The push for more efficient vehicles is leading automakers to develop new and ingenious ways to save fuel--without detracting from the driving experience of their vehicles. Many of these systems operate without the driver ever knowing anything is happening--which is just how Mercedes' new Intelligent Hybrid system will work.
Existing hybrid setups are fairly unintrusive of course, but many are compromised by not knowing what the road in front of you will hold. Hybrids rely on features like regenerative braking to recuperate kinetic energy, charging the car's battery pack for use further down the road. Such systems have limits though--when a pack is fully charged, the regenerative effect can decrease, meaning you have to brake harder, wasting energy. At other times, your last period of regenerative braking may not have charged the batteries up enough to assist on a large hill--again, requiring extra fuel to shove you along.
By monitoring the road ahead using data from the COMAND navigation system, Intelligent Hybrid ensures that the battery is only charged sufficiently for the terrain ahead. If you're approaching a long downward slope in the next few miles, for example, the car knows it'll soon receive a full charge from the kinetic energy of traveling downhill. The system can assign more electric power to the motor in the meantime--giving less work for the engine to do, therefore saving fuel and producing lower emissions.

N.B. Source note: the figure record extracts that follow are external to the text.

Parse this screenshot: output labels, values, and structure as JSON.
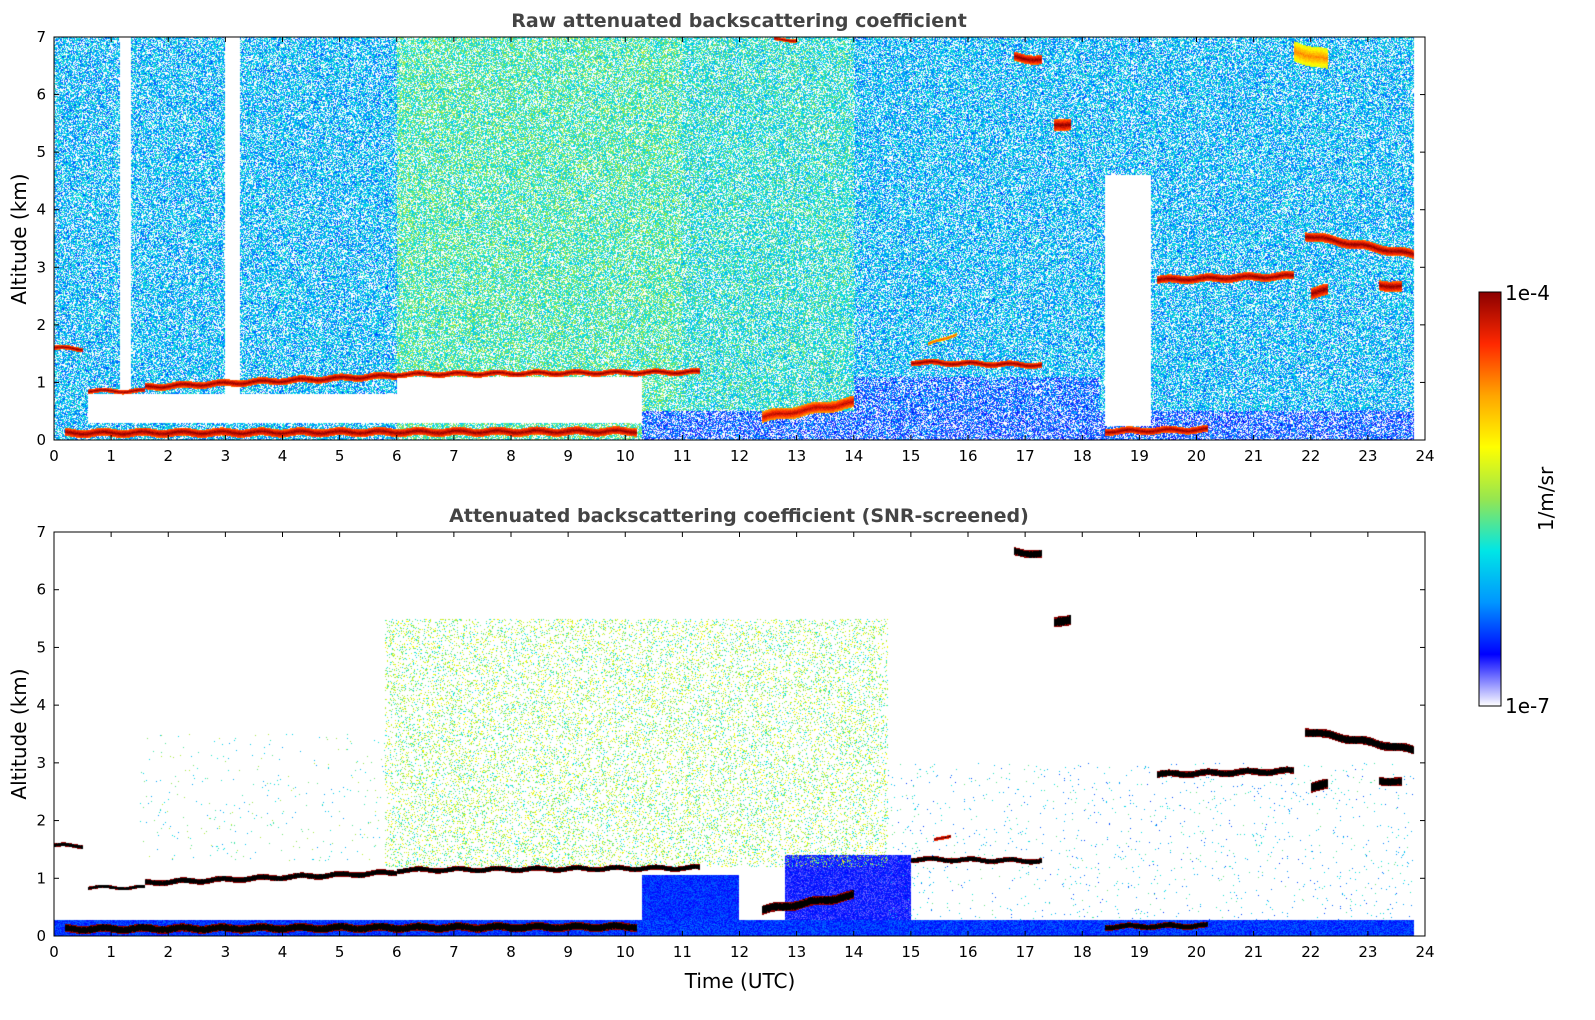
{
  "chart_data": [
    {
      "type": "heatmap",
      "title": "Raw attenuated backscattering coefficient",
      "xlabel": "",
      "ylabel": "Altitude (km)",
      "xlim": [
        0,
        24
      ],
      "ylim": [
        0,
        7
      ],
      "x_ticks": [
        "0",
        "1",
        "2",
        "3",
        "4",
        "5",
        "6",
        "7",
        "8",
        "9",
        "10",
        "11",
        "12",
        "13",
        "14",
        "15",
        "16",
        "17",
        "18",
        "19",
        "20",
        "21",
        "22",
        "23",
        "24"
      ],
      "y_ticks": [
        "0",
        "1",
        "2",
        "3",
        "4",
        "5",
        "6",
        "7"
      ],
      "noise_level": 0.36,
      "background_regions": [
        {
          "t0": 0,
          "t1": 6,
          "alt0": 0,
          "alt1": 7,
          "level": 0.3
        },
        {
          "t0": 6,
          "t1": 11,
          "alt0": 0,
          "alt1": 7,
          "level": 0.42
        },
        {
          "t0": 11,
          "t1": 14,
          "alt0": 0,
          "alt1": 7,
          "level": 0.38
        },
        {
          "t0": 14,
          "t1": 24,
          "alt0": 0,
          "alt1": 7,
          "level": 0.3
        },
        {
          "t0": 10.3,
          "t1": 23.8,
          "alt0": 0,
          "alt1": 0.5,
          "level": 0.18
        },
        {
          "t0": 14,
          "t1": 18.3,
          "alt0": 0.5,
          "alt1": 1.1,
          "level": 0.2
        }
      ],
      "clear_regions": [
        {
          "t0": 1.15,
          "t1": 1.35,
          "alt0": 0.8,
          "alt1": 7
        },
        {
          "t0": 3.0,
          "t1": 3.25,
          "alt0": 0.8,
          "alt1": 7
        },
        {
          "t0": 0.6,
          "t1": 6.0,
          "alt0": 0.3,
          "alt1": 0.8
        },
        {
          "t0": 6.0,
          "t1": 10.3,
          "alt0": 0.3,
          "alt1": 1.1
        },
        {
          "t0": 18.4,
          "t1": 19.2,
          "alt0": 0.25,
          "alt1": 4.6
        },
        {
          "t0": 23.8,
          "t1": 24,
          "alt0": 0,
          "alt1": 7
        }
      ],
      "layers": [
        {
          "t0": 0,
          "t1": 0.5,
          "alt_start": 1.6,
          "alt_end": 1.58,
          "thickness": 0.08,
          "intensity": 1
        },
        {
          "t0": 0.6,
          "t1": 1.6,
          "alt_start": 0.85,
          "alt_end": 0.85,
          "thickness": 0.08,
          "intensity": 1
        },
        {
          "t0": 1.6,
          "t1": 6.0,
          "alt_start": 0.92,
          "alt_end": 1.12,
          "thickness": 0.12,
          "intensity": 1
        },
        {
          "t0": 6.0,
          "t1": 11.3,
          "alt_start": 1.14,
          "alt_end": 1.18,
          "thickness": 0.1,
          "intensity": 1
        },
        {
          "t0": 0.2,
          "t1": 10.2,
          "alt_start": 0.12,
          "alt_end": 0.15,
          "thickness": 0.14,
          "intensity": 1
        },
        {
          "t0": 12.4,
          "t1": 14.0,
          "alt_start": 0.4,
          "alt_end": 0.65,
          "thickness": 0.2,
          "intensity": 0.95
        },
        {
          "t0": 15.0,
          "t1": 17.3,
          "alt_start": 1.35,
          "alt_end": 1.3,
          "thickness": 0.1,
          "intensity": 1
        },
        {
          "t0": 15.3,
          "t1": 15.8,
          "alt_start": 1.65,
          "alt_end": 1.85,
          "thickness": 0.06,
          "intensity": 0.85
        },
        {
          "t0": 18.4,
          "t1": 20.2,
          "alt_start": 0.15,
          "alt_end": 0.18,
          "thickness": 0.12,
          "intensity": 1
        },
        {
          "t0": 19.3,
          "t1": 21.7,
          "alt_start": 2.78,
          "alt_end": 2.85,
          "thickness": 0.14,
          "intensity": 1
        },
        {
          "t0": 21.9,
          "t1": 23.8,
          "alt_start": 3.55,
          "alt_end": 3.22,
          "thickness": 0.16,
          "intensity": 1
        },
        {
          "t0": 22.0,
          "t1": 22.3,
          "alt_start": 2.55,
          "alt_end": 2.6,
          "thickness": 0.2,
          "intensity": 1
        },
        {
          "t0": 23.2,
          "t1": 23.6,
          "alt_start": 2.7,
          "alt_end": 2.65,
          "thickness": 0.18,
          "intensity": 1
        },
        {
          "t0": 16.8,
          "t1": 17.3,
          "alt_start": 6.65,
          "alt_end": 6.6,
          "thickness": 0.16,
          "intensity": 1
        },
        {
          "t0": 17.5,
          "t1": 17.8,
          "alt_start": 5.45,
          "alt_end": 5.5,
          "thickness": 0.2,
          "intensity": 1
        },
        {
          "t0": 21.7,
          "t1": 22.3,
          "alt_start": 6.75,
          "alt_end": 6.6,
          "thickness": 0.35,
          "intensity": 0.78
        },
        {
          "t0": 12.6,
          "t1": 13.0,
          "alt_start": 6.95,
          "alt_end": 6.95,
          "thickness": 0.06,
          "intensity": 1
        }
      ]
    },
    {
      "type": "heatmap",
      "title": "Attenuated backscattering coefficient (SNR-screened)",
      "xlabel": "Time (UTC)",
      "ylabel": "Altitude (km)",
      "xlim": [
        0,
        24
      ],
      "ylim": [
        0,
        7
      ],
      "x_ticks": [
        "0",
        "1",
        "2",
        "3",
        "4",
        "5",
        "6",
        "7",
        "8",
        "9",
        "10",
        "11",
        "12",
        "13",
        "14",
        "15",
        "16",
        "17",
        "18",
        "19",
        "20",
        "21",
        "22",
        "23",
        "24"
      ],
      "y_ticks": [
        "0",
        "1",
        "2",
        "3",
        "4",
        "5",
        "6",
        "7"
      ],
      "noise_level": 0,
      "background_regions": [
        {
          "t0": 0,
          "t1": 23.8,
          "alt0": 0,
          "alt1": 0.28,
          "level": 0.17
        },
        {
          "t0": 10.3,
          "t1": 12.0,
          "alt0": 0.28,
          "alt1": 1.05,
          "level": 0.16
        },
        {
          "t0": 12.8,
          "t1": 15.0,
          "alt0": 0.28,
          "alt1": 1.4,
          "level": 0.12
        }
      ],
      "scatter_regions": [
        {
          "t0": 5.8,
          "t1": 14.6,
          "alt0": 1.2,
          "alt1": 5.5,
          "level": 0.5,
          "density": 0.17
        },
        {
          "t0": 1.5,
          "t1": 5.8,
          "alt0": 1.3,
          "alt1": 3.5,
          "level": 0.4,
          "density": 0.01
        },
        {
          "t0": 14.6,
          "t1": 23.8,
          "alt0": 0.28,
          "alt1": 3.0,
          "level": 0.32,
          "density": 0.015
        }
      ],
      "clear_regions": [],
      "layers": [
        {
          "t0": 0,
          "t1": 0.5,
          "alt_start": 1.57,
          "alt_end": 1.56,
          "thickness": 0.07,
          "intensity": 1.2
        },
        {
          "t0": 0.6,
          "t1": 1.6,
          "alt_start": 0.84,
          "alt_end": 0.84,
          "thickness": 0.06,
          "intensity": 1.2
        },
        {
          "t0": 1.6,
          "t1": 6.0,
          "alt_start": 0.92,
          "alt_end": 1.1,
          "thickness": 0.1,
          "intensity": 1.2
        },
        {
          "t0": 6.0,
          "t1": 11.3,
          "alt_start": 1.14,
          "alt_end": 1.18,
          "thickness": 0.09,
          "intensity": 1.2
        },
        {
          "t0": 0.2,
          "t1": 10.2,
          "alt_start": 0.12,
          "alt_end": 0.16,
          "thickness": 0.14,
          "intensity": 1.2
        },
        {
          "t0": 12.4,
          "t1": 14.0,
          "alt_start": 0.45,
          "alt_end": 0.7,
          "thickness": 0.16,
          "intensity": 1.2
        },
        {
          "t0": 15.0,
          "t1": 17.3,
          "alt_start": 1.33,
          "alt_end": 1.3,
          "thickness": 0.09,
          "intensity": 1.2
        },
        {
          "t0": 15.4,
          "t1": 15.7,
          "alt_start": 1.65,
          "alt_end": 1.75,
          "thickness": 0.06,
          "intensity": 1.05
        },
        {
          "t0": 18.4,
          "t1": 20.2,
          "alt_start": 0.16,
          "alt_end": 0.18,
          "thickness": 0.1,
          "intensity": 1.2
        },
        {
          "t0": 19.3,
          "t1": 21.7,
          "alt_start": 2.8,
          "alt_end": 2.86,
          "thickness": 0.12,
          "intensity": 1.2
        },
        {
          "t0": 21.9,
          "t1": 23.8,
          "alt_start": 3.55,
          "alt_end": 3.22,
          "thickness": 0.15,
          "intensity": 1.2
        },
        {
          "t0": 22.0,
          "t1": 22.3,
          "alt_start": 2.58,
          "alt_end": 2.62,
          "thickness": 0.18,
          "intensity": 1.2
        },
        {
          "t0": 23.2,
          "t1": 23.6,
          "alt_start": 2.7,
          "alt_end": 2.66,
          "thickness": 0.15,
          "intensity": 1.2
        },
        {
          "t0": 16.8,
          "t1": 17.3,
          "alt_start": 6.65,
          "alt_end": 6.62,
          "thickness": 0.14,
          "intensity": 1.2
        },
        {
          "t0": 17.5,
          "t1": 17.8,
          "alt_start": 5.42,
          "alt_end": 5.5,
          "thickness": 0.18,
          "intensity": 1.2
        }
      ]
    }
  ],
  "colorbar": {
    "label": "1/m/sr",
    "max_label": "1e-4",
    "min_label": "1e-7",
    "scale": "log",
    "range": [
      1e-07,
      0.0001
    ],
    "palette": [
      "#ffffff",
      "#0000ff",
      "#0096ff",
      "#00e6e6",
      "#96e650",
      "#ffff00",
      "#ffa500",
      "#ff2800",
      "#8b0000"
    ]
  }
}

It isn't the first time we've seen navigation-assisted systems in a car--Rolls-Royce debuted a transmission in the Wraith coupe that uses navigation data to assist with assigning the correct gear. Should a driver be approaching a downhill corner and need a little help slowing down, the car will already have selected a lower gear for greater engine braking. If it knows you're in a sequence of corners, it won't change up needlessly in the middle of a turn.
This is the first time we've seen a navigation-assisted hybrid setup though, and it could prove a real fuel-saver for future Mercedes hybrid buyers. The company notes that drivers in more mountainous regions will save the most, as the car is best able to apportion electric power given the topography ahead. It's already available on hybrid S-Class models, and is coming to the smaller C-Class soon.
In general, Mercedes attributes its increasing hybrid expertise on its Formula One program. 2014 is proving a highly fruitful year for the company's F1 team, with victories in all three races so far. While true parallels between Formula One and road-going vehicles are slim, F1's increasing focus on hybridization has certainly led to efficiency gains for the company's road cars.